Proteolytic enzyme activity of organic and mineral soil core samples collected near Toolik Lake field station, Alaska, July 2001

The original focus of this study was an analysis of proteolytic enzyme activity of Alaskan arctic tundra soils, however initial results raised questions regarding the method (Watanabe and Hayano, 1995). Thus, the goals of the study changed to 1) an investigation of the method, and 2) a comparison of enzyme activities of two different soil layers from the arctic tundra. Methodological examination included the impact of toluene, used to prevent immobilization of the product, and blank correction of enzyme activity, and a search for a true 6-h linear rate of activity during a 48-hour incubation. We measured native and potential, using casein as an artificial substrate, activities as net amino acid production in mineral and organic soil layer samples. Varying toluene concentration had no clear effect on activity; omitting toluene resulted in zero native activity and reduced potential for the organic samples, but not for the mineral. Comparison of activities with and without blank correction indicated, particularly for potential activity of samples with low native rates, that correction was required for accuracy. Native and potential activity of the organic samples, and native of the mineral were linear for the first 6 h of incubation; linearity was observed during the 6 to 24 h incubation for potential activity of the mineral. Soil layer activity data indicated that native activity was higher in organic soils as compared with mineral. The organic layer potential activity was ten-fold greater than the native, suggesting substrate limitation; potential and native activities did not differ in the mineral layer, indicating substrate sufficiency. Casein addition changed the kinetic pattern for both layers from hyperbolic to sigmoidal for the mineral and linear for the organic, implying different enzyme pools or behavioral changes of existing pools. Native activity based on total soluble protein was higher for the mineral samples relative to the organic, reiterating substrate capacity differences and variations in enzyme/substrate interactions.

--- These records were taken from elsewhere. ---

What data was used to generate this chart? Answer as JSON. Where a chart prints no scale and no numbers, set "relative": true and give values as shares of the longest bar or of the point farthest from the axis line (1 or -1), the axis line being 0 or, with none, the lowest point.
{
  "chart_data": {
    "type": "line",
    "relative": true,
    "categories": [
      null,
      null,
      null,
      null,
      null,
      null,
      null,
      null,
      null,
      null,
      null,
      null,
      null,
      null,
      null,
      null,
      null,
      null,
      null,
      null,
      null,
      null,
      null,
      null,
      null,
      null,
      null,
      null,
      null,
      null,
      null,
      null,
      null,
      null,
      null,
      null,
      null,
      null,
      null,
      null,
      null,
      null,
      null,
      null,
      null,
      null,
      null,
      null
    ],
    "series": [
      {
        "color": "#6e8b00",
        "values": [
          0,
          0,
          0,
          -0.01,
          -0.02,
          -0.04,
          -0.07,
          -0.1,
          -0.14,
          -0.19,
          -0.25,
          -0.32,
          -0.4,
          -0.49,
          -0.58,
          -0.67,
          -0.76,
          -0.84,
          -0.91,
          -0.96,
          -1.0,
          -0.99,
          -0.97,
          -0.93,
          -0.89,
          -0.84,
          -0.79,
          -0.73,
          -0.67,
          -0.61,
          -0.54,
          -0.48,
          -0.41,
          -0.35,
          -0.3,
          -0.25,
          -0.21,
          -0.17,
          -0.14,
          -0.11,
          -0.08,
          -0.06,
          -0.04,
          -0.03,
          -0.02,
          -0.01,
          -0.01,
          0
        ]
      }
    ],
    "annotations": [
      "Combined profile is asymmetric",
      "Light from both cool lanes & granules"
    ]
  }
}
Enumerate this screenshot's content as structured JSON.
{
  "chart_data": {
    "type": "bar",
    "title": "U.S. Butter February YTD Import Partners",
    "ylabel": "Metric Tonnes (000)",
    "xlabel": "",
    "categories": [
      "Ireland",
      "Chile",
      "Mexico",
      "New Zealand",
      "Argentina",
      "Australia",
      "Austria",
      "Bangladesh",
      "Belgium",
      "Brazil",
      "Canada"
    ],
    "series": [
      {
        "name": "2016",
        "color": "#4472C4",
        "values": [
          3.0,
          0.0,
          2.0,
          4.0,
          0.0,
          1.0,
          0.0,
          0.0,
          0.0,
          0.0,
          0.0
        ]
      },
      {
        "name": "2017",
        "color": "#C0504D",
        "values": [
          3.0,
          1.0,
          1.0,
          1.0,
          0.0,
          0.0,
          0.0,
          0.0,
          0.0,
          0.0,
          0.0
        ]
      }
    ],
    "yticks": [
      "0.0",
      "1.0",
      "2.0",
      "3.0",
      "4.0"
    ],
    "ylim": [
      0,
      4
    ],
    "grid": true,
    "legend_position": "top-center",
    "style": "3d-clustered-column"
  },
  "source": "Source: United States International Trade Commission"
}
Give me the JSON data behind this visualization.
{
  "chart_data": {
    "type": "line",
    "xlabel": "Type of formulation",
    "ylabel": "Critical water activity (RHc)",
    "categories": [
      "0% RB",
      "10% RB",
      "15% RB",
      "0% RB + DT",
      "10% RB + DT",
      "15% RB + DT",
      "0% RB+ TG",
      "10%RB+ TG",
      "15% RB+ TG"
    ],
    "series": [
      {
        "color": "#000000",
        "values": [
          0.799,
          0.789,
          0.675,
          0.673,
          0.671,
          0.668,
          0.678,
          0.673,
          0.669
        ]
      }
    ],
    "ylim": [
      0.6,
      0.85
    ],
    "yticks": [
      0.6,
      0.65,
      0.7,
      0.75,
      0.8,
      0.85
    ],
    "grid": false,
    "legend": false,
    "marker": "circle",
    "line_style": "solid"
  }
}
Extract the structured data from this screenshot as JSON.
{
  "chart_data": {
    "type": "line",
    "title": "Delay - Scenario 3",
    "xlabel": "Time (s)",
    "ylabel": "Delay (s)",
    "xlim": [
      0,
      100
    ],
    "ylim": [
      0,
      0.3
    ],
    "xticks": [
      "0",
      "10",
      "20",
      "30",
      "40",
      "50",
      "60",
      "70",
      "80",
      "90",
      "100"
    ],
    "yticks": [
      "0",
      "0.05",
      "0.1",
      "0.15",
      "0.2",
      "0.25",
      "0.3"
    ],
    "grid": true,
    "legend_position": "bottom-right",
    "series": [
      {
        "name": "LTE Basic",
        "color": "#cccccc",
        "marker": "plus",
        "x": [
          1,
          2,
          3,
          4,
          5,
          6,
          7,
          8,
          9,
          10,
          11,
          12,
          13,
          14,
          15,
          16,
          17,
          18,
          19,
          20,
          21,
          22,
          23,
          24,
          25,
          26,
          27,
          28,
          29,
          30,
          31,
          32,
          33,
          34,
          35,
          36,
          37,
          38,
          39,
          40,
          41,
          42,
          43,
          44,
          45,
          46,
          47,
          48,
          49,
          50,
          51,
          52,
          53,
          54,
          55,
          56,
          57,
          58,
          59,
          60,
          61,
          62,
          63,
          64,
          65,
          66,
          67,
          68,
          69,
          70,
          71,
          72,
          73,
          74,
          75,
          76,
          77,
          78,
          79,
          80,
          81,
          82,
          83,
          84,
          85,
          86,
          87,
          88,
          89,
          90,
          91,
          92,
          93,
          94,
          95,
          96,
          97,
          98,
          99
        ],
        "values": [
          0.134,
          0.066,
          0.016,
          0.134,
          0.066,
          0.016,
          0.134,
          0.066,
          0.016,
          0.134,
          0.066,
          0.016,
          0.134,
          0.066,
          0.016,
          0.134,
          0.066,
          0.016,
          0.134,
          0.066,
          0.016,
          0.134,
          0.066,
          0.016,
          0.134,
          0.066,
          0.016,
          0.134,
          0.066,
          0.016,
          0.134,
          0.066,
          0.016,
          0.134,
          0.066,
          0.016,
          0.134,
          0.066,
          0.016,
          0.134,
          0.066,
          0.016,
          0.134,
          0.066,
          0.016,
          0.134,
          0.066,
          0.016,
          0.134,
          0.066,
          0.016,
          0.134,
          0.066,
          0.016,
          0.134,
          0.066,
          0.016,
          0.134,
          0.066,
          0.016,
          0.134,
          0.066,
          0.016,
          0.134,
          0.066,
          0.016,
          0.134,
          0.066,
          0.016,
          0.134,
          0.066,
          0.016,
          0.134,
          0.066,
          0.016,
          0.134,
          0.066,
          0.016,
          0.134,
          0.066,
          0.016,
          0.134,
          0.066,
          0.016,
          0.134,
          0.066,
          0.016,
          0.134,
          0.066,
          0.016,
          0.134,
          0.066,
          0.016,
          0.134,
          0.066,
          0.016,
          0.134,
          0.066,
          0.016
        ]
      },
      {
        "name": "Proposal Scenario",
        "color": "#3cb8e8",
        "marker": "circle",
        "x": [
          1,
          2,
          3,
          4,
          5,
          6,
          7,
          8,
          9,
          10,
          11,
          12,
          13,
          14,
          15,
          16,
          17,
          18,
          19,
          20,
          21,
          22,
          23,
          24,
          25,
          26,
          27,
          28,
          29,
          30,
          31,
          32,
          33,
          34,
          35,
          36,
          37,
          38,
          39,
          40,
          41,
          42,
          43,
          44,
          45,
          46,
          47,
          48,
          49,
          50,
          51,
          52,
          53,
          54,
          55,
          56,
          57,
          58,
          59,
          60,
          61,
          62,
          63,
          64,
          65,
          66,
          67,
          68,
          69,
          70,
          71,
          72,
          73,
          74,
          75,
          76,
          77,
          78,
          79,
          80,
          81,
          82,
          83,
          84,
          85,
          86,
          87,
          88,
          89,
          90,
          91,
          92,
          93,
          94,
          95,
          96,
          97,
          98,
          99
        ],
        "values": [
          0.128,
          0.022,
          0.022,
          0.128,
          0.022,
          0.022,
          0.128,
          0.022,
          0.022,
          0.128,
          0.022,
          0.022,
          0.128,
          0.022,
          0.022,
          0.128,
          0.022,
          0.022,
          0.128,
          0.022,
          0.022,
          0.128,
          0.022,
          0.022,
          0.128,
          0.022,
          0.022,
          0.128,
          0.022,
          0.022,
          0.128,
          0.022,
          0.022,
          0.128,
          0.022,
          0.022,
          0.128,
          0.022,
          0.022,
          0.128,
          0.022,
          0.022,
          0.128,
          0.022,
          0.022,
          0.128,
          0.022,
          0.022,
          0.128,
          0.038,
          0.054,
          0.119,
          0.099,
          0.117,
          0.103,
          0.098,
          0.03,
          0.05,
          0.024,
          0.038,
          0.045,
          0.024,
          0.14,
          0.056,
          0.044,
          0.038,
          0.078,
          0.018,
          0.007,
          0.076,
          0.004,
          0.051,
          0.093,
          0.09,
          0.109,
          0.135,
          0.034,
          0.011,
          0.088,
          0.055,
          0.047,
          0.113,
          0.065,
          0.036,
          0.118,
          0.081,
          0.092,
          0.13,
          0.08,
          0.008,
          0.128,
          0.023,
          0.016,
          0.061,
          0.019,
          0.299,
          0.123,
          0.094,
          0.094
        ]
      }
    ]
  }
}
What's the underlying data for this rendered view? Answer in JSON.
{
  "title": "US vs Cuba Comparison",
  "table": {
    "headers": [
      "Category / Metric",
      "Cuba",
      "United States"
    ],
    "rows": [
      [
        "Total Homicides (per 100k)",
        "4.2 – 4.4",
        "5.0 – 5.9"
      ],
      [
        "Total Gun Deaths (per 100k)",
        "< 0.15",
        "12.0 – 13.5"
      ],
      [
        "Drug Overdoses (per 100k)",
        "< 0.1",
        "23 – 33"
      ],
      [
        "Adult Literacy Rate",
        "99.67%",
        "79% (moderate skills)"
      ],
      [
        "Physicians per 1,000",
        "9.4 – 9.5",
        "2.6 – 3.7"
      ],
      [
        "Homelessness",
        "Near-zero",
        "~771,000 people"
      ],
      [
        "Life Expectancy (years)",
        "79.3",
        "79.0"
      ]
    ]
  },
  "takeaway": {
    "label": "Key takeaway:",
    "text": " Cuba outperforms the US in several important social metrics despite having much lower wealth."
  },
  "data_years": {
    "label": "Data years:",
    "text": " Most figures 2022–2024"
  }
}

本研究最初的核心研究方向为分析阿拉斯加北极冻土带土壤的蛋白水解酶（proteolytic enzyme）活性，但初步结果引发了对所采用方法（Watanabe与Hayano，1995）的质疑。因此，本研究的研究目标调整为两项：1）对该方法开展验证性考察；2）对比北极冻土带两种不同土层的酶活性差异。方法学验证环节涵盖以下内容：考察甲苯（toluene，用于防止产物固定化）的影响、酶活性的空白校正（blank correction），以及探索48小时孵育过程中真正的6小时线性活性速率。本研究以酪蛋白（casein）作为人工底物，以净氨基酸生成量作为活性表征指标，测定了矿质土层（mineral soil layer）与有机土层（organic soil layer）样品的本底活性与潜在活性。实验结果显示：不同甲苯浓度对酶活性未产生明确影响；省略甲苯时，有机样品的本底活性归零且潜在活性降低，但矿质样品未受该操作影响。对比有无空白校正的活性结果可见，尤其针对本底速率较低的样品的潜在活性，为保证结果准确性需开展空白校正。有机样品的本底活性与潜在活性，以及矿质样品的本底活性，在孵育最初6小时内均呈线性关系；矿质样品的潜在活性在6至24小时的孵育期间同样呈现线性特征。土层活性对比数据表明：有机土层的本底活性高于矿质土层。有机土层的潜在活性较本底活性高出一个数量级，提示存在底物限制；而矿质土层的潜在活性与本底活性无显著差异，表明底物供应充足。添加酪蛋白后，两层土壤的动力学模式（kinetic pattern）均发生改变：矿质土层由双曲线型（hyperbolic）动力学模式转变为S型（sigmoidal），有机土层则变为线性动力学模式，这暗示存在不同的酶库（enzyme pools），或是现有酶库的行为模式发生了变化。以总可溶性蛋白为基准的本底活性，矿质样品高于有机样品，再次印证了底物容量的差异以及酶-底物相互作用的变化。